January 22, 2006|Ernesto Lechner

Saint Etienne

"Tales From Turnpike House" (Savoy Jazz)

* * * 1/2

THE English trio who once wrote a song paying tribute to Karen Carpenter's hometown is still in love with the more baroque aspects of '60s-vintage pop. Jazzy flutes a la Burt Bacharach and Beach Boys-style harmonies abound in this impeccably produced album (in stores Tuesday), which abandons the experiments of 2002's disappointing "Finisterre" and returns to the miniaturist approach of the 2000 magnum opus "Sound of Water" -- an icy minimalism with infinite longing and tenderness breathing under the surface.

"Milk Bottle Symphony" may be all about wide-eyed nostalgia, but Saint Etienne also delves into ambient electronica (check out those astute, subtle bleeps on "Side Streets") and bits of Euro-trash disco.
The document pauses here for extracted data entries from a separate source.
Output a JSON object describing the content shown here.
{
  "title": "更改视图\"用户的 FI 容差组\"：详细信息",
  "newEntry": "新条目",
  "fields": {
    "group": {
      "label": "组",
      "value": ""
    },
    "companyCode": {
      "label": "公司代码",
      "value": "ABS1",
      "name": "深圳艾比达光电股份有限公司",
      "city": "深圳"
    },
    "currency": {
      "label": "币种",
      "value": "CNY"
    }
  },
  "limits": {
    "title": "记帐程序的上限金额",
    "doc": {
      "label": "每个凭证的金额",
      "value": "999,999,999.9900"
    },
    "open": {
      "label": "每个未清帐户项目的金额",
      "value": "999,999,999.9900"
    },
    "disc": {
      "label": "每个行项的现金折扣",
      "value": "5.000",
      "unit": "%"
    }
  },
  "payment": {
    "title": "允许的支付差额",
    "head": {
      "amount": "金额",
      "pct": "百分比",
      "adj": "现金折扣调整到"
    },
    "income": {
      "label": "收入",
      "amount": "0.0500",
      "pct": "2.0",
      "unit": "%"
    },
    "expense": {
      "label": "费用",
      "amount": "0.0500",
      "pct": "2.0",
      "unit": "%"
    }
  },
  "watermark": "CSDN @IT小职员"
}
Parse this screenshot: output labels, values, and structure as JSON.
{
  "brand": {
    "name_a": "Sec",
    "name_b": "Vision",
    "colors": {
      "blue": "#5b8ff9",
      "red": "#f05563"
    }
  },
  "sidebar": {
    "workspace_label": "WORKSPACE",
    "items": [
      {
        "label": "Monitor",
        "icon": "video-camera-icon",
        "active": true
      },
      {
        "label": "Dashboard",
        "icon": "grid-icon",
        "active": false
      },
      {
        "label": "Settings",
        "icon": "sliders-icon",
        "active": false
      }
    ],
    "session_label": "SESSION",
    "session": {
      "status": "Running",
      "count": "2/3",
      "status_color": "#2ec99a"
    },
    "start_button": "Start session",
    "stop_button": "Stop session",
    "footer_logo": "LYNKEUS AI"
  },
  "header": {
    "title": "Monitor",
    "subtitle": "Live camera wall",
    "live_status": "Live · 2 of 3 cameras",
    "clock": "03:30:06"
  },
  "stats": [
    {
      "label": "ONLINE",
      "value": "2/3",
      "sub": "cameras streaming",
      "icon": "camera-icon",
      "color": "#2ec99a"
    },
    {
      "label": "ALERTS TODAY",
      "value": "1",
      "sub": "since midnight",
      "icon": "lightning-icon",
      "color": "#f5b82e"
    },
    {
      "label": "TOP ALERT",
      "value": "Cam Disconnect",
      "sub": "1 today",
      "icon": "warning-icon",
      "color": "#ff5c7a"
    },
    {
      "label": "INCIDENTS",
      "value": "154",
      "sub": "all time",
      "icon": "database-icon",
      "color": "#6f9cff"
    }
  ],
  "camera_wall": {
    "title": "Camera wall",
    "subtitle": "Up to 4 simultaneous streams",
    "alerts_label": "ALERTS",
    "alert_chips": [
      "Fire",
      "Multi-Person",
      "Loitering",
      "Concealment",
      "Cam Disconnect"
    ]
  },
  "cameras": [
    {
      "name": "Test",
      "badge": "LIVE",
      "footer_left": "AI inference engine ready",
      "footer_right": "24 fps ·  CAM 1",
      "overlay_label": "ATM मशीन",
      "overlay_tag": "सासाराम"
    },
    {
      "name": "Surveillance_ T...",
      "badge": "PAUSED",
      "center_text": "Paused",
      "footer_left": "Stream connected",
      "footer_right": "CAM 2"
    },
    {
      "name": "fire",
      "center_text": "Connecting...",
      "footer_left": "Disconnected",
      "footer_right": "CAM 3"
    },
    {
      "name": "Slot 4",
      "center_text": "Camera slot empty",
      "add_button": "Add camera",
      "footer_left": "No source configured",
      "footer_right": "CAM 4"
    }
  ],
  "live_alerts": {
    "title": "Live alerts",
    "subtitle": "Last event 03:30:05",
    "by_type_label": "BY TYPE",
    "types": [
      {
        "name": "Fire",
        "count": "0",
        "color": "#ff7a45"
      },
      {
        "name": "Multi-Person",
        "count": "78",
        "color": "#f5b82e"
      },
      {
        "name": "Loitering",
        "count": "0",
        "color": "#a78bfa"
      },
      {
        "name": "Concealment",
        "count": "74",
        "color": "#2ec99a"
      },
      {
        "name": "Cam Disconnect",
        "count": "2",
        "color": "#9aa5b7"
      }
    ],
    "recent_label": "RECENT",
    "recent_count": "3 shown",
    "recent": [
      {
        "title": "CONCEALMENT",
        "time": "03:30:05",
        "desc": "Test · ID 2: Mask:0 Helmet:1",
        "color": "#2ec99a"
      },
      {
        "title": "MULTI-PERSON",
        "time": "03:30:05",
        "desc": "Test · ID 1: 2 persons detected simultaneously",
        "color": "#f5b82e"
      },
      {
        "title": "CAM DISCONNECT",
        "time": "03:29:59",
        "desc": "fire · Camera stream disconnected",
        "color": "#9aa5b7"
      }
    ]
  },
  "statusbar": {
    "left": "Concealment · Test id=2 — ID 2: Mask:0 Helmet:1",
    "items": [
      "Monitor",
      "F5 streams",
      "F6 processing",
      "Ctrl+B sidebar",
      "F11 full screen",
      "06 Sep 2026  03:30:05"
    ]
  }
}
The combination of futuristic beats and retro harpsichord provides a perfectly bittersweet backdrop for Sarah Cracknell's crystal-clear vocals.

Fifteen years after its debut, the group has reached maturity in sound and songwriting. If it's pop craftsmanship you are after, few can equal this melancholy concept album and the sheer virtuosity of its hooks.


Albums are rated on a scale of one star (poor), two stars (fair), three stars (good) and four stars (excellent). The albums are already released unless otherwise noted.